Why It Happened on Dec 28 (11 Days After Startup)

The server started successfully on Dec 17 and ran fine for 11 days. Then on Dec 28, you saw these errors. This suggests:

  1. PostgreSQL server restarted/crashed on Dec 28
  2. All existing connections were terminated by PostgreSQL
  3. Connection pool had stale connections that were no longer valid
  4. Application tried to use dead connections → errors occurred

What Happens Now (After Our Fixes)

With the improvements we've implemented:

  1. Connection Validation: Every connection is tested with SELECT 1 before use
  2. Automatic Retry: Transient errors trigger automatic retries (up to 3 attempts)
  3. Exponential Backoff: Retries wait progressively longer (100ms, 200ms, 400ms)
  4. Better Error Detection: We detect transient vs permanent errors
  5. Connection Recreation: Dead connections are automatically replaced

Result: The application will now automatically recover from PostgreSQL crashes without user intervention.

Recommendations

1. Investigate PostgreSQL Crashes

Find out why PostgreSQL crashed:

# Check PostgreSQL error log
sudo tail -200 /var/log/postgresql/postgresql-*.log

# Check for OOM kills
sudo dmesg | grep -i "killed process.*postgres"

# Check system resources
free -h
df -h

2. Monitor PostgreSQL Health

Set up monitoring for:

  • PostgreSQL process crashes
  • Memory usage
  • Disk space
  • Connection counts

3. Configure PostgreSQL for Stability

-- Increase shared_buffers if you have enough RAM
ALTER SYSTEM SET shared_buffers = '256MB';

-- Set connection limits
ALTER SYSTEM SET max_connections = 100;

-- Enable connection timeouts
ALTER SYSTEM SET idle_in_transaction_session_timeout = '10min';

4. Set Up Automatic Restart

Ensure PostgreSQL auto-restarts on crash:

# For systemd
sudo systemctl enable postgresql
sudo systemctl edit postgresql
# Add:
# [Service]
# Restart=always
# RestartSec=5

5. Fix Relation-Cache Warnings (Optional)
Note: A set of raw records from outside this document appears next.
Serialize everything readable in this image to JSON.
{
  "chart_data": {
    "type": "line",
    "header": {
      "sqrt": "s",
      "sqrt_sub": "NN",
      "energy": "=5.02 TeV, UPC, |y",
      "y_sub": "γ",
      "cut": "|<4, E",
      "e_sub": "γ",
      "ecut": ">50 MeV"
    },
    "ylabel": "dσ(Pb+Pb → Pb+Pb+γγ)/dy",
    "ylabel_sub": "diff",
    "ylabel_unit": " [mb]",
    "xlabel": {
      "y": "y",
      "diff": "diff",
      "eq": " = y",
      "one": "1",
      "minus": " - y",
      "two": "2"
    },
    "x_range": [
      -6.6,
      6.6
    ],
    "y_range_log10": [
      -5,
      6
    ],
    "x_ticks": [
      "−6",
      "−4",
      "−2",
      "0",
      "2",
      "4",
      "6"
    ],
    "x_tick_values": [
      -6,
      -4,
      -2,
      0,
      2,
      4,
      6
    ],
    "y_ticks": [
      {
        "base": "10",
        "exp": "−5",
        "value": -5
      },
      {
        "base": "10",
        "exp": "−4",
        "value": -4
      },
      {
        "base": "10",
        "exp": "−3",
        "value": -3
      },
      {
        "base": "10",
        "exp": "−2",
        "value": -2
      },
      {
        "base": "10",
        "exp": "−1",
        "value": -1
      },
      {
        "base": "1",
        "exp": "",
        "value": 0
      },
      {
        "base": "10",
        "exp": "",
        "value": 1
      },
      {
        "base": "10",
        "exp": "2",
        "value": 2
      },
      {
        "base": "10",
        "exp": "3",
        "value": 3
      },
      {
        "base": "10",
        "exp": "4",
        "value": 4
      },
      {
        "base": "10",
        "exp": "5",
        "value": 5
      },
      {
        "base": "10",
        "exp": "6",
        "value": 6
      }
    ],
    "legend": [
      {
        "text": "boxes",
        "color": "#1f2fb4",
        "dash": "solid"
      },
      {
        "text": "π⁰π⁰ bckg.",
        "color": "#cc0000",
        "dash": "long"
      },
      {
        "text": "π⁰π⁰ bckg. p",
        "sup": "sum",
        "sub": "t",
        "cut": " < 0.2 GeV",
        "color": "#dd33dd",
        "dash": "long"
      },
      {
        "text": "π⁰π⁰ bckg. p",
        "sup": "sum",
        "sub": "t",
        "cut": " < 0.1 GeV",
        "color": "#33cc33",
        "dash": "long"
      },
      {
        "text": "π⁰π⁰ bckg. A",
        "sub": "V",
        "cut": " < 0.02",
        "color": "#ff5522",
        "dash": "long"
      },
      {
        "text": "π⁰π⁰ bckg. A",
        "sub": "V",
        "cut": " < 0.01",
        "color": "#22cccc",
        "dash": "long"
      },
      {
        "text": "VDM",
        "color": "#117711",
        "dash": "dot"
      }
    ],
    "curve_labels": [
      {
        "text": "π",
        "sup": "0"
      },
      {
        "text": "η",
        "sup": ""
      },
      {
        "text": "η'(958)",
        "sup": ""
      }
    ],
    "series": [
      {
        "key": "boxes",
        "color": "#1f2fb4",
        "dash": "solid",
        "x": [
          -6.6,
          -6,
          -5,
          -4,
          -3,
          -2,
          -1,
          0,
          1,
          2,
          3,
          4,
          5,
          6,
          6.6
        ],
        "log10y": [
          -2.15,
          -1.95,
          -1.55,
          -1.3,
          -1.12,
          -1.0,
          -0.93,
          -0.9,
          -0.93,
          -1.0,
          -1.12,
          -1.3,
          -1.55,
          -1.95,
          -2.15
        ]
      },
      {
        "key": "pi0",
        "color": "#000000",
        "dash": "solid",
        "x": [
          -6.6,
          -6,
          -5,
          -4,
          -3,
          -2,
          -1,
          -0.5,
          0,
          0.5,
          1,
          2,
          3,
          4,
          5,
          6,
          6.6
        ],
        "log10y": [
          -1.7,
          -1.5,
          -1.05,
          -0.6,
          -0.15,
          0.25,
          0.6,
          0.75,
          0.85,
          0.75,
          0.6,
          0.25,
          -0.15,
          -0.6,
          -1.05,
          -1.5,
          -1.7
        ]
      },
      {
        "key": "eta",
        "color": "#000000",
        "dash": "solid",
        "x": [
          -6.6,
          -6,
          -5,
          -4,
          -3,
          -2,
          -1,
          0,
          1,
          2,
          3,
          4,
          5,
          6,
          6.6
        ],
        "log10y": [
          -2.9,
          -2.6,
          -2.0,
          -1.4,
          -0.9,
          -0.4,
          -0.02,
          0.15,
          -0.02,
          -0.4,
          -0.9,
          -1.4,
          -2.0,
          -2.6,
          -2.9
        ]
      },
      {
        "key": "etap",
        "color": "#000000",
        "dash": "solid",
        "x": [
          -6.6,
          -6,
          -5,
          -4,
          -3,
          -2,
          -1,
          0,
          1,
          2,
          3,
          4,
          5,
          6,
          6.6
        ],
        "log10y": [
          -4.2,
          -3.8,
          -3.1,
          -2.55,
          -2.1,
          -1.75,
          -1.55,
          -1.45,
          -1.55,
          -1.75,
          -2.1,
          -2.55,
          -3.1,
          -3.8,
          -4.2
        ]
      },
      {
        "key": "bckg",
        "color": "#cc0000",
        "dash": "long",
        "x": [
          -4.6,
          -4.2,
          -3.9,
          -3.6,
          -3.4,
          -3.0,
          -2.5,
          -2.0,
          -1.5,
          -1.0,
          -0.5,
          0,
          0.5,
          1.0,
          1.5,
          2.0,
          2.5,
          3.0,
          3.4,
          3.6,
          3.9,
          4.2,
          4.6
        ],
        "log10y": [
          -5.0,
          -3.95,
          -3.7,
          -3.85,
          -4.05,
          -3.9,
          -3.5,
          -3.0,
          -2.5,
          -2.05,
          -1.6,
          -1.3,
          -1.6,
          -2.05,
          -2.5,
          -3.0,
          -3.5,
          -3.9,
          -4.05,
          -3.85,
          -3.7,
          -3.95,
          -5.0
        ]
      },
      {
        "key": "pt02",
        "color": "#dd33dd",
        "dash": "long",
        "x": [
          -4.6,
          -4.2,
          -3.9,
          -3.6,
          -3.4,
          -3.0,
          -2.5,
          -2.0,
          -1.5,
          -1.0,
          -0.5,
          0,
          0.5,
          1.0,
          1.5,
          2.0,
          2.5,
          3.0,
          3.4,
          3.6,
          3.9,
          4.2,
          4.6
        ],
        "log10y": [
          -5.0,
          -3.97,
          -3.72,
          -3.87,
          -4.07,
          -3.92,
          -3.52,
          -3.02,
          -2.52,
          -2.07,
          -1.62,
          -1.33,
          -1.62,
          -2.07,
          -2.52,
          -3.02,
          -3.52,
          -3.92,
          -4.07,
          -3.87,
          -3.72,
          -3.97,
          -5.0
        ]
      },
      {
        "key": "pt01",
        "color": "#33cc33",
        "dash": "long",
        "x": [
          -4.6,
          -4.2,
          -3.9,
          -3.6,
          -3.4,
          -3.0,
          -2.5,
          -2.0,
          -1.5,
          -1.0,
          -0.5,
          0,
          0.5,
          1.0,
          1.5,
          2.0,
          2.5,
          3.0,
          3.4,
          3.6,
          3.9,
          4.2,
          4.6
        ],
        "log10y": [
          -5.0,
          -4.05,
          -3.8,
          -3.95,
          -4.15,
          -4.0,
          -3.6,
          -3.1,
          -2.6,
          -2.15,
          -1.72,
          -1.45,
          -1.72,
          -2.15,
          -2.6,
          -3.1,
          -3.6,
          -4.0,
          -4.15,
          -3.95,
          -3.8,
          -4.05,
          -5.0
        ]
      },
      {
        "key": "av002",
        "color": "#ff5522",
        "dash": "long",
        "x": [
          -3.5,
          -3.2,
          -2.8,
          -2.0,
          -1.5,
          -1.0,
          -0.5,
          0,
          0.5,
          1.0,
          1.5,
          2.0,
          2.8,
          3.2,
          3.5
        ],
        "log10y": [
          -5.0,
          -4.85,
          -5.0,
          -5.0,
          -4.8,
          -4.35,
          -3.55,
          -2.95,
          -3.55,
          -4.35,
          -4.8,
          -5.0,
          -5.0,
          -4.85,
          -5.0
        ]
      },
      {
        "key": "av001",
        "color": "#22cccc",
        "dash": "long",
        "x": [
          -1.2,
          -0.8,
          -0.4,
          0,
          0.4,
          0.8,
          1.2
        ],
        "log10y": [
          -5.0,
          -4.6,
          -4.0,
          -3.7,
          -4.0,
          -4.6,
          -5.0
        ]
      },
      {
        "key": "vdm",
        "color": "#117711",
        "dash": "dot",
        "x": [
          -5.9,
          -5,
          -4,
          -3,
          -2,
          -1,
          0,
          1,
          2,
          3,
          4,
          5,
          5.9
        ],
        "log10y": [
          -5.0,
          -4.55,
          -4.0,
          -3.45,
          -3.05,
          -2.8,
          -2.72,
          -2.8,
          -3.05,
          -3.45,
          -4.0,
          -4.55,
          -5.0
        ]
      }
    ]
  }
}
If you want to eliminate the warnings:

# Check PostgreSQL data directory permissions
sudo ls -la /var/lib/postgresql/*/base/

# Ensure PostgreSQL user can write
sudo chown -R postgres:postgres /var/lib/postgresql/
sudo chmod 700 /var/lib/postgresql/*/base/

Conclusion

The connection issues are caused by:

  1. PostgreSQL server process crashing (primary)
  2. Connection pool not detecting dead connections (secondary - now fixed)
  3. PostgreSQL cache file warnings (cosmetic - can be ignored)

The application will now handle these gracefully with automatic retries and connection recovery. However, you should still investigate why PostgreSQL is crashing to prevent future issues.